Starbucks might be on the cusp of a lucrative operating rebound, though. The chain has seen accelerating demand in recent weeks, management said, thanks to more aggressive spending in areas like employee training, store upgrades, and the mobile ordering platform. Comps this past quarter were up 11% in the U.S. market compared to 9% in the previous quarter.

Starbucks' shares are less expensive, too. The stock is valued at 3.3 times sales right now after trading at nearly 5 times sales in early 2022. McDonald's valuation is close to its high for the year, meanwhile, at nearly 9 times annual sales.

The story is similar when you look at price-to-earnings multiples. An investor can own Starbucks for roughly 26 times the past year's earnings but will have to pay over 34 times earnings for McDonald's shares.

The better buy

That valuation gap would likely translate into better returns for Starbucks stock owners from here. But that bullish thesis comes with a big caveat.

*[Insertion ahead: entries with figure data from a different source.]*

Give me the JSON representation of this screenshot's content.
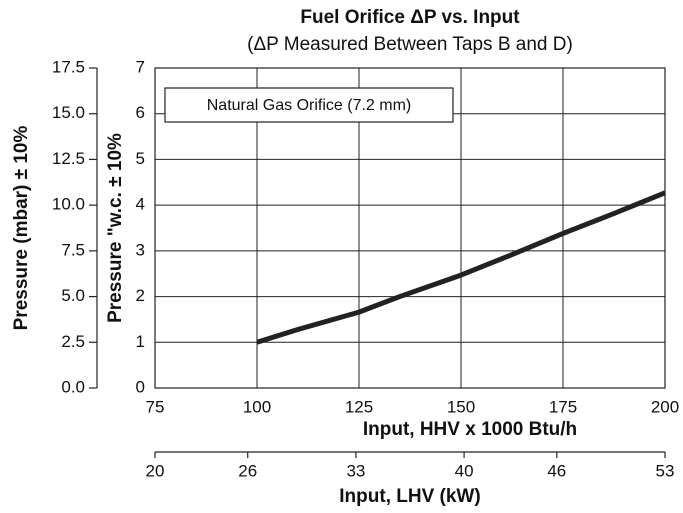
{
  "chart_data": {
    "type": "line",
    "title": "Fuel Orifice ΔP vs. Input",
    "subtitle": "(ΔP Measured Between Taps B and D)",
    "xlabel": "Input, HHV x 1000 Btu/h",
    "ylabel": "Pressure \"w.c. ± 10%",
    "y2label": "Pressure (mbar) ± 10%",
    "x2label": "Input, LHV (kW)",
    "annotation": "Natural Gas Orifice (7.2 mm)",
    "x": [
      100,
      110,
      125,
      135,
      150,
      162,
      175,
      187,
      200
    ],
    "series": [
      {
        "name": "Natural Gas Orifice (7.2 mm)",
        "color": "#222222",
        "values": [
          1,
          1.28,
          1.66,
          2.0,
          2.47,
          2.9,
          3.38,
          3.8,
          4.27
        ]
      }
    ],
    "xlim": [
      75,
      200
    ],
    "xticks": [
      75,
      100,
      125,
      150,
      175,
      200
    ],
    "ylim": [
      0,
      7
    ],
    "yticks": [
      0,
      1,
      2,
      3,
      4,
      5,
      6,
      7
    ],
    "y2lim": [
      0,
      17.5
    ],
    "y2ticks": [
      {
        "value": 0,
        "label": "0.0"
      },
      2.5,
      {
        "value": 5,
        "label": "5.0"
      },
      7.5,
      {
        "value": 10,
        "label": "10.0"
      },
      12.5,
      {
        "value": 15,
        "label": "15.0"
      },
      17.5
    ],
    "x2lim": [
      20,
      53
    ],
    "x2ticks": [
      20,
      26,
      33,
      40,
      46,
      53
    ],
    "grid": true
  }
}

The coffee giant is responding to major consumer demand shifts as customers prioritize things like to-go and drive-thru service, especially in rural areas. These are niches that Starbucks hasn't traditionally dominated. It is an open question as to whether the chain can enjoy pricing power and market strength in these arenas.

McDonald's, on the other hand, has demonstrated its ability to grow sales through a wide range of selling conditions. And it already maintains one of the most efficient drive-thru platforms on the market.

Restaurant stock investors who are comfortable with risk might prefer Starbucks stock today, with the expectation of improving operating trends ahead. If you like less volatility, and don't mind paying a premium, then McDonald's shares look attractive. The fast-food giant simply needs to continue capitalizing on its competitive assets -- as it has for decades -- to deliver solid investor returns.